Development of better, cheaper, and more clinically relevant genomic analysis continues apace, but what about the proteome? If anything, the proteome—the full set of expressed proteins—would tell us more about wellness and ill health than the genome. True, genes constitute the foundation of life’s chemical hierarchy, but proteins (to mix metaphors) are where the rubber meets the road. Besides catalyzing the chemical reactions that sustain life, proteins are directly engaged in critical functions such as growth, differentiation, and repair; defense against pathogens; cellular housekeeping; and myriad structural duties.

So how hard could compiling a proteome be? After all, genome sequencing has become almost routine, and just 1.5% or so of the genome codes for proteins. Well, this is where things get tricky. While there are only about 25–25,000 human genes, scientists have already identified over 100,000 human proteins, and many, many more proteins no doubt remain unidentified. What’s more, the human proteome has millions of protein variants due to alternative RNA splicing and post-translational modification. And even that’s not all: It also appears that many so-called noncoding RNAs can actually give rise to physiologically relevant micropeptides.

If all that doesn’t sound daunting enough, consider this: Aberrant proteins that are indicative of disease or disease propensity are often present in extremely minute quantities.

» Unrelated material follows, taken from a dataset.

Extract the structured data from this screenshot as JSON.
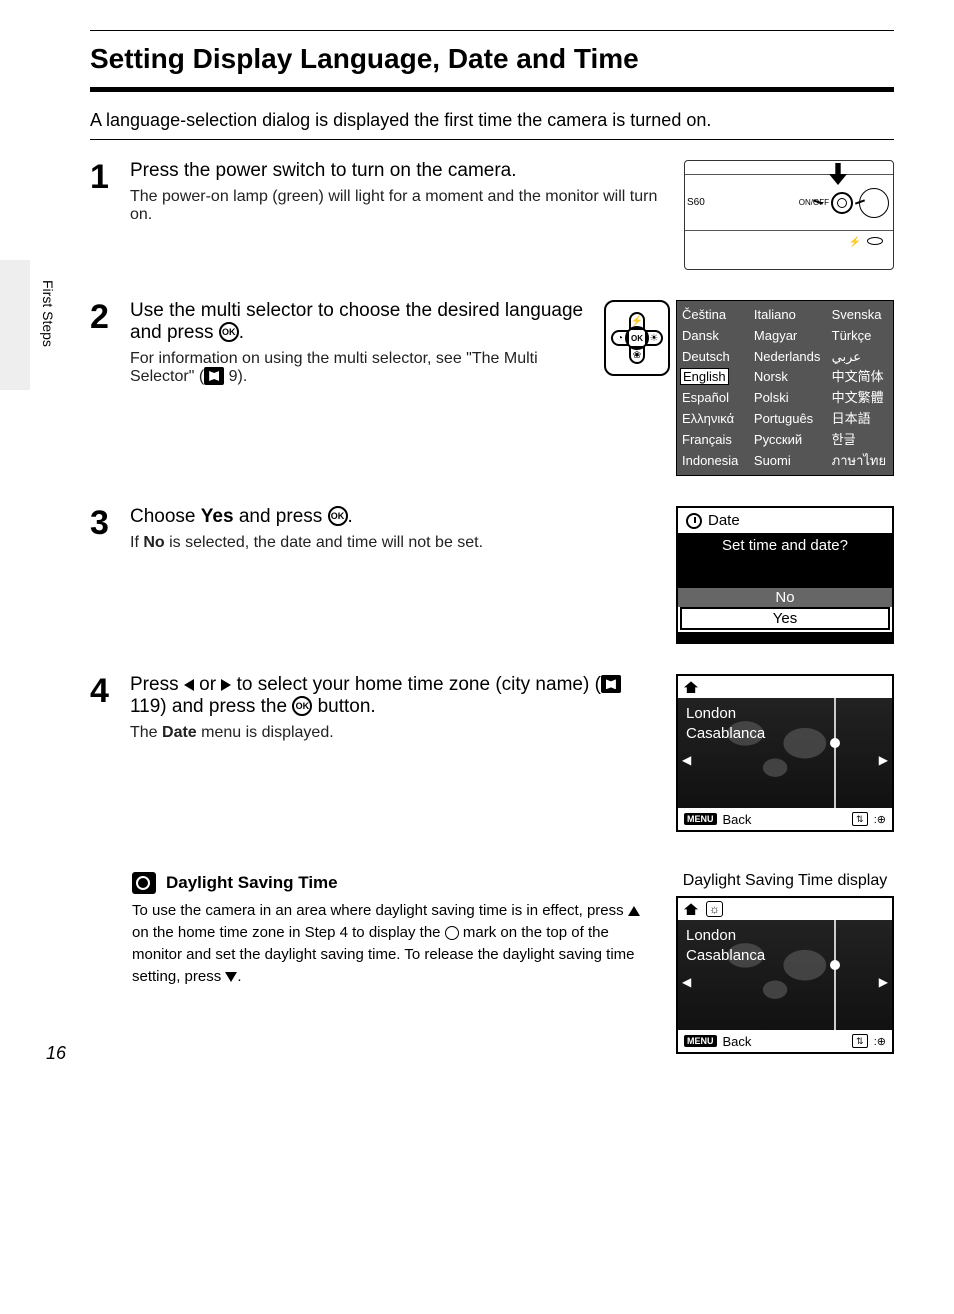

How could such proteins serve as biomarkers if they are so few and far between that they remain, essentially, invisible? Alas, no technology exists that could do for these proteins what the polymerase chain reaction (PCR) does for targeted regions of DNA. That is, no means exist to boost the concentrations of selected proteins and thereby enhance signal strengths.

Taking the measure of the proteome remains a huge challenge, but many researchers insist on trying. For example, a team of researchers at Arizona State University’s Biodesign Institute led by Stuart Lindsay, Ph.D., are refining a technique for single-molecule protein sequencing. The technique, which adapts technology that the team had used to sequence DNA, is known as recognition tunneling. It involves threading a peptide through a nanopore, an extremely tiny eyelet, which separates two electrodes that are coated with a layer of recognition molecules. When the protein is held between the electrodes, changes in the electron tunneling current between the electrodes is measured. Then, the current “signature” is analyzed to identify the amino acid. (Conceivably, this technique could be applied to peptides, amino acid by amino acid.)

The procedure is described in detail in a paper that appeared April 6 in Nature Nanotechnology, in a paper entitled “Single-molecule spectroscopy of amino acids and peptides by recognition tunneling.” According to this paper, signal analysis turned out to be fairly complex, requiring the services of a machine learning algorithm. This algorithm, called the Support Vector Machine, was used to train a computer to make sense of the signals that were emitted when the amino acids formed bonds in the tunnel junction and current flowed between the electrodes.

The algorithm—the same one used by the IBM computer Watson to defeat a human opponent in Jeopardy—helped the computer learn to discriminate between the different signals that could be emitted by the same molecule. For example, many molecules are able to bind with the tunnel junction in different ways. Also, as indicated in the paper, recognition tunneling let the researchers “identify D and L enantiomers, a methylated amino acid, isobaric isomers, and short peptides.”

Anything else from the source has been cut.